The further to the left or the right you move, the more your lens on life distorts.

Saturday, September 10, 2011

9-11

One decade.

There will be millions of words written about the 10-year anniversary of 9-11. As the writers should, they’ll praise the heroism of the FDNY, the NYPD, the passengers on Flight 93, and the thousands of others who stepped-up when it was needed.

They’ll recount the tragic events of that day and only peripherally discuss why so many Americans suffered the tragedy. They’ll tiptoe around the cause of the tragic events—a cowardly act of war against an office building complex filled with civilians, perpetrated by Islamic extremists who by their own admission, celebrate death as much as we celebrate life.

They’ll worry about why it happened, and some, at least, will place the blame on us. Instead, they might ask why over the past decade the worldwide Islamic community has done relatively little to condemn the fanatics who committed this act of war and virtually nothing to rid their religion of those who support the Islamists.

The MSM will be full of live broadcasts of memorial events in NYC and at other sites. But only a few will wonder why political correctness, hyper-sensitivity, and bureaucratic inertia has caused some of these memorial sites to remain incomplete 10 years after the event.
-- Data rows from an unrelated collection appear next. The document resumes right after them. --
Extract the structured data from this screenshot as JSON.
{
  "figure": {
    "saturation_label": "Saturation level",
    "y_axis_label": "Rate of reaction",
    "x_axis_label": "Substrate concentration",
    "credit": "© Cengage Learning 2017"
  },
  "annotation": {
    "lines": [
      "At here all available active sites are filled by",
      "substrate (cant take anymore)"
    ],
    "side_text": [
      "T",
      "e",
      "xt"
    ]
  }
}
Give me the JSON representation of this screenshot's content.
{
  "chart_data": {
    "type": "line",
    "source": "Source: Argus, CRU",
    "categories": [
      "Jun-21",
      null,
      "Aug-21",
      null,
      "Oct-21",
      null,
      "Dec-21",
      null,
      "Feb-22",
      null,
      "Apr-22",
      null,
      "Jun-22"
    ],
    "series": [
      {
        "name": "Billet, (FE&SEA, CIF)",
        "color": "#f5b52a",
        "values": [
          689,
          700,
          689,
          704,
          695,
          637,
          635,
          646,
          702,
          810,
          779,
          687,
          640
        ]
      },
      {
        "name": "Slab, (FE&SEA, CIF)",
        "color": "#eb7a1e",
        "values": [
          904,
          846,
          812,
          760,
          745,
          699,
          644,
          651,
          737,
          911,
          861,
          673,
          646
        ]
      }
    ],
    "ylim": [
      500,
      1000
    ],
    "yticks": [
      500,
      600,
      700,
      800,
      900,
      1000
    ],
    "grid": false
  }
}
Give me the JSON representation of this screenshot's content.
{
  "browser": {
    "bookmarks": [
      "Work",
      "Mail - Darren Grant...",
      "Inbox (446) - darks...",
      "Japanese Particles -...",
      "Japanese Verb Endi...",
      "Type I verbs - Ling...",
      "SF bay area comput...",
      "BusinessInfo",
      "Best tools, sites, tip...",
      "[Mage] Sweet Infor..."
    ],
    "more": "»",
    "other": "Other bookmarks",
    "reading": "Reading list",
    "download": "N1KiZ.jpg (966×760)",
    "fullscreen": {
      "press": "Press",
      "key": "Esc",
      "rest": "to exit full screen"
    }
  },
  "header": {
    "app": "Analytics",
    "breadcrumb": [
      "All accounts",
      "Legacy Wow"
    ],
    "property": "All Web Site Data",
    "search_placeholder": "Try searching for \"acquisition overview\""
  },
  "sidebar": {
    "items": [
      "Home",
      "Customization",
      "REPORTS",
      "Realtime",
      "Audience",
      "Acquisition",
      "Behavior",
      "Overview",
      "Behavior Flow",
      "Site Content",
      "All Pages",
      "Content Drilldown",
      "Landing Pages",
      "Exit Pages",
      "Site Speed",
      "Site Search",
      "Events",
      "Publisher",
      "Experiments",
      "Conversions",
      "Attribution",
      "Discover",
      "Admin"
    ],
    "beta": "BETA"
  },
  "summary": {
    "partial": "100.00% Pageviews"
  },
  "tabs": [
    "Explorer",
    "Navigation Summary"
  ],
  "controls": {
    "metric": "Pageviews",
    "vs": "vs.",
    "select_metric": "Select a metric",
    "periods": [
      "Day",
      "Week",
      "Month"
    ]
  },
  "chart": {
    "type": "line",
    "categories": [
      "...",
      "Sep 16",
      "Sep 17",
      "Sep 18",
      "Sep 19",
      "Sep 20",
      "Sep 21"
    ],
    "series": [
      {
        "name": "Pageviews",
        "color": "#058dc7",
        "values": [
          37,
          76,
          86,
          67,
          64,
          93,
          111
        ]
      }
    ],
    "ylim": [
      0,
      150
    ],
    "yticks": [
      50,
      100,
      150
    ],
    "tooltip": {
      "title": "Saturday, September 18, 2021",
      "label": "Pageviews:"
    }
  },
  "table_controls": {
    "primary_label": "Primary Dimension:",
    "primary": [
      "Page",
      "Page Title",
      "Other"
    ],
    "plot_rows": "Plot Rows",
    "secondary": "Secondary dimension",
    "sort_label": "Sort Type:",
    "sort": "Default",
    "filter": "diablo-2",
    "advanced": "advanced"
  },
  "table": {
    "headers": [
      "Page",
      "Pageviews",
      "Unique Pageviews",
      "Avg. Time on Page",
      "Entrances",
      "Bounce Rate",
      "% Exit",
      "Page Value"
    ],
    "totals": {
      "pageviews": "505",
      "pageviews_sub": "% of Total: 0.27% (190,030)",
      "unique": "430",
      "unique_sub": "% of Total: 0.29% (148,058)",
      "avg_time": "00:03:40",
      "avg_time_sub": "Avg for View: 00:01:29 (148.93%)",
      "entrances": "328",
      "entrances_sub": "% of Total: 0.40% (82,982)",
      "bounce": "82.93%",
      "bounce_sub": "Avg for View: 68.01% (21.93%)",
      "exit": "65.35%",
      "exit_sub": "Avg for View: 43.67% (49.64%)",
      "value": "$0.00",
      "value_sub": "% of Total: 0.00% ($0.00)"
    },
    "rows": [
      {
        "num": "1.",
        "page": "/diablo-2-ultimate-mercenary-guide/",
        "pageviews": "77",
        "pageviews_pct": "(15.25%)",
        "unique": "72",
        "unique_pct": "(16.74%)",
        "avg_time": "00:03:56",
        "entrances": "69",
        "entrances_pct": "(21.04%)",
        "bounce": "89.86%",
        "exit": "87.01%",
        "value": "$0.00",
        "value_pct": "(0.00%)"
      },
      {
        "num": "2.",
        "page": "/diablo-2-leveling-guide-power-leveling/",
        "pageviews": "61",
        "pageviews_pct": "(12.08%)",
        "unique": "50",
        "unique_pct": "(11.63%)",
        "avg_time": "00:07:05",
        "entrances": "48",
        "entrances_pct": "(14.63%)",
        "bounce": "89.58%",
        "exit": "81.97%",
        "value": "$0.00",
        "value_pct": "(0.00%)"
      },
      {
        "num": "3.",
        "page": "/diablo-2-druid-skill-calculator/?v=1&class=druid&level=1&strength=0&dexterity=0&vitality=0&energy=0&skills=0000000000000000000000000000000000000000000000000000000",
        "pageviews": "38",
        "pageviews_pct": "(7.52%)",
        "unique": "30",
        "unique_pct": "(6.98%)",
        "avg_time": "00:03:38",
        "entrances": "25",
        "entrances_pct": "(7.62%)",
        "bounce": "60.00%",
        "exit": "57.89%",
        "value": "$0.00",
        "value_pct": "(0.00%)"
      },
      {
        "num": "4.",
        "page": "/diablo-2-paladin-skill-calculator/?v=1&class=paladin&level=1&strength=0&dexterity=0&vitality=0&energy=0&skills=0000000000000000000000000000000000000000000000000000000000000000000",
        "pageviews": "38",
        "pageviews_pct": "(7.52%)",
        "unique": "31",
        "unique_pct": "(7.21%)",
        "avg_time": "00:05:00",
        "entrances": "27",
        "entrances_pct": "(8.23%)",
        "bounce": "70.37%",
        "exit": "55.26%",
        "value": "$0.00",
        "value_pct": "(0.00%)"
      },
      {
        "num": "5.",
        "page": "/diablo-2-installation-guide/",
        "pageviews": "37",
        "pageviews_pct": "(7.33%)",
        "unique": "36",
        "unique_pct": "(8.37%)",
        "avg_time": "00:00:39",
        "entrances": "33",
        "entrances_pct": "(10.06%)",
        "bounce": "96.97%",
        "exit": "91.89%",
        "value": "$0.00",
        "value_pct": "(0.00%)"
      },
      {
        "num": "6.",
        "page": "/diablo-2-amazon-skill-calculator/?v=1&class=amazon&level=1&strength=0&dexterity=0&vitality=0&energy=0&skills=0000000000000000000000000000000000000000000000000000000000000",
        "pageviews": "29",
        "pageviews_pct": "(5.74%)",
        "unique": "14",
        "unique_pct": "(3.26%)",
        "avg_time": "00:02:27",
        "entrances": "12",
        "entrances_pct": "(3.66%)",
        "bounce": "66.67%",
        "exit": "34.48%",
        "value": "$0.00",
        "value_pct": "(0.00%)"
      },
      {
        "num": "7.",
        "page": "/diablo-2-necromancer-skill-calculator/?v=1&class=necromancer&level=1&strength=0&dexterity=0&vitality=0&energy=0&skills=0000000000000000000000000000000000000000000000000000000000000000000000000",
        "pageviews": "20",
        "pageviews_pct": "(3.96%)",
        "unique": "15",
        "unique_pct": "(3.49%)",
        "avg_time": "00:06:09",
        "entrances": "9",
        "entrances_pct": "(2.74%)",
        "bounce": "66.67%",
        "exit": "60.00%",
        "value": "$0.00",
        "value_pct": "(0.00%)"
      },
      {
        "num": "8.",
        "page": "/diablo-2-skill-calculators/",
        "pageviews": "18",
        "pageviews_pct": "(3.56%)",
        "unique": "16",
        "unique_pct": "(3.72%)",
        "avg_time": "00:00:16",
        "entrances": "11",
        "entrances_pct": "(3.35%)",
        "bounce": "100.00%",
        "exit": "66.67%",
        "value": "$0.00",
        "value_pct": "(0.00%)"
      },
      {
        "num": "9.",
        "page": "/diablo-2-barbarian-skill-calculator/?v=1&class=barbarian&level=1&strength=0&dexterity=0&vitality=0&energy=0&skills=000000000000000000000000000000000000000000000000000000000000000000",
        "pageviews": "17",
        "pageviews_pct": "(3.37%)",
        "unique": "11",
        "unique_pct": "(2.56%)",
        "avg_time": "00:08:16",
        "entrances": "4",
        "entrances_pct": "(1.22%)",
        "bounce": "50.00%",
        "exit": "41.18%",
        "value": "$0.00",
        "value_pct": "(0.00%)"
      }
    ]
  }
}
The media will recount the very personal and moving stories of the heroes and the families who lost loved ones. But few will ask why the anger we felt as a nation has dissipated into an amorphous feeling of ennui.

Immediately after 9-11, those on the Left who would normally decry any attempt at retribution, remained silent, shocked by the enormity of this heinous attack. That changed, and today, it’s not at all hard to find some in the media, the arts, and the body-politic who suggest that 9-11 was somehow our fault—that our hegemony, capitalism, and greed drove the Islamists to do what they did.

In our schools 9-11 will be discussed gently, with an emphasis on diversity, cultural acceptance, and understanding. That’s as it should be. But it would be okay for children too young to remember to be reminded that the world is full of many things—some good, and some evil. And no matter how much we’d like it to be so, the evil will not be eradicated by a better understanding of others or their culture.

But in this post modern world, evil is such a subjective concept, isn’t it? Then again, if 9-11 wasn't evil, if watching innocents leap to their death from 100 stories in the air wasn’t the result of evil, if flying airliners into tall buildings with hundreds on board—men,women, and children—wasn’t evil, please tell me what is.